The area of the region enclosed by the curve $$y = x^3$$ and its tangent at the point $$(-1, -1)$$ is

We need to find the area of the region enclosed by the curve $$y = x^3$$ and its tangent at the point $$(-1, -1)$$.

We begin by finding the equation of the tangent line at $$(-1, -1)$$. The derivative of $$y = x^3$$ is $$\frac{dy}{dx} = 3x^2$$, so at $$x = -1$$ the slope is $$m = 3(-1)^2 = 3$$. Using the point-slope form with point $$(-1, -1)$$, we have $$y - (-1) = 3(x - (-1))$$ which gives $$y + 1 = 3(x + 1)$$ and hence $$y = 3x + 2$$.
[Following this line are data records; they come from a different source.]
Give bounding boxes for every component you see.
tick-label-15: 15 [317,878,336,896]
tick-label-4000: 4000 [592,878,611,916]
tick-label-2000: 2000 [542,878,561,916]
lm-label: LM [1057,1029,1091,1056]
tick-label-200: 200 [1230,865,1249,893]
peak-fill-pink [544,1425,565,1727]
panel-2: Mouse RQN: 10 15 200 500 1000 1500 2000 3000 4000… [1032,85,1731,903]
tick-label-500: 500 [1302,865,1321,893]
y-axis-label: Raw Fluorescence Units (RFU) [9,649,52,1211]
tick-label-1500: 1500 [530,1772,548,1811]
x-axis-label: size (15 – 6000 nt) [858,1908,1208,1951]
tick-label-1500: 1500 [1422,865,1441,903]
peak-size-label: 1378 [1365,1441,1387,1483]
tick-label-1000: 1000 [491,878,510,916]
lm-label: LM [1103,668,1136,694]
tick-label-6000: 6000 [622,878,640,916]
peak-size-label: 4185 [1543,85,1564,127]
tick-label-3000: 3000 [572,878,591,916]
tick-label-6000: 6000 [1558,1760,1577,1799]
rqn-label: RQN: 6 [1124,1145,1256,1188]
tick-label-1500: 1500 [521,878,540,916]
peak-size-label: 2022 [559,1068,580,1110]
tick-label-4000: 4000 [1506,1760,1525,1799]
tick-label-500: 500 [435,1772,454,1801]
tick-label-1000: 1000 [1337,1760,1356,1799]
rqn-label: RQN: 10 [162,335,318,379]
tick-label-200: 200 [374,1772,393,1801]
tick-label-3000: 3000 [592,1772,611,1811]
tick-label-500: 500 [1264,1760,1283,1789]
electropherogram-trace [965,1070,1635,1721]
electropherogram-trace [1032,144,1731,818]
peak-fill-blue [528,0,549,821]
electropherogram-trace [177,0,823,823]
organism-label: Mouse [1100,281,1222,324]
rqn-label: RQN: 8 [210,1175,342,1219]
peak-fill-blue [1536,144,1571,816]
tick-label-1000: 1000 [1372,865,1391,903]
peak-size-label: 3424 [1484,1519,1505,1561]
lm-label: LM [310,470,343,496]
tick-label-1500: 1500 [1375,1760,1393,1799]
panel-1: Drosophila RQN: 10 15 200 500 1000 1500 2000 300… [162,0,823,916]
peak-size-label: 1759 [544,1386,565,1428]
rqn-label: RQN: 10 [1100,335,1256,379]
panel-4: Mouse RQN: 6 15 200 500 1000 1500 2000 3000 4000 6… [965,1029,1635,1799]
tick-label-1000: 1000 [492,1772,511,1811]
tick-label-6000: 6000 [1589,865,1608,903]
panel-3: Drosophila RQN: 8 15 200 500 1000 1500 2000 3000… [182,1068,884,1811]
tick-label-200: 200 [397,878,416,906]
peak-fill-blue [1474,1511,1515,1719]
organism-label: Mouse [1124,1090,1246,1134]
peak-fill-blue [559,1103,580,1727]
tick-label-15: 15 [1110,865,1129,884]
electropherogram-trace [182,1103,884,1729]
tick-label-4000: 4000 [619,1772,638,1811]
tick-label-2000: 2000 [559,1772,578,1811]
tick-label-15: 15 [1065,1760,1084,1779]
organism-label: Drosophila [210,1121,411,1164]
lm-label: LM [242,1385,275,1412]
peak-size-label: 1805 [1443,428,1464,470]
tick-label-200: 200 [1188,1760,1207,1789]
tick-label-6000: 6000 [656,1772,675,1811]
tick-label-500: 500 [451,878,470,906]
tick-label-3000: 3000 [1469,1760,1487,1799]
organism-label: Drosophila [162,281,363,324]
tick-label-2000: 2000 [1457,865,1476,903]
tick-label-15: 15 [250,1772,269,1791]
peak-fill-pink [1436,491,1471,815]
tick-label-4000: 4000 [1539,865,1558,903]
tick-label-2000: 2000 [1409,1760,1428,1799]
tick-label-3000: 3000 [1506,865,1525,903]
Next, we find the intersection points of $$y = x^3$$ and $$y = 3x + 2$$ by setting them equal: $$x^3 = 3x + 2$$, which leads to $$x^3 - 3x - 2 = 0$$. Since $$x = -1$$ is a point of tangency, $$(x + 1)^2$$ is a factor, and performing polynomial division yields $$x^3 - 3x - 2 = (x + 1)^2(x - 2) = 0$$. Therefore, the intersection points are $$x = -1$$ (double root, confirming tangency) and $$x = 2$$.

Then, to determine which function is on top in the interval $$[-1, 2]$$, we observe that at $$x = 0$$ the tangent line gives $$y = 2$$, while the curve gives $$y = 0$$. Thus the tangent line $$y = 3x + 2$$ lies above $$y = x^3$$ on $$[-1, 2]$$.

Finally, we compute the enclosed area by evaluating $$A = \int_{-1}^{2} \left[(3x + 2) - x^3\right] \, dx$$, which yields $$A = \left[\frac{3x^2}{2} + 2x - \frac{x^4}{4}\right]_{-1}^{2}$$. At $$x = 2$$,
$$\frac{3(4)}{2} + 2(2) - \frac{16}{4} = 6 + 4 - 4 = 6$$
and at $$x = -1$$,
$$\frac{3(1)}{2} + 2(-1) - \frac{1}{4} = \frac{3}{2} - 2 - \frac{1}{4} = \frac{6 - 8 - 1}{4} = -\frac{3}{4}$$. Therefore, $$A = 6 - \left(-\frac{3}{4}\right) = 6 + \frac{3}{4} = \frac{27}{4}$$.

The area of the enclosed region is $$\frac{27}{4}$$.
The correct answer is Option D.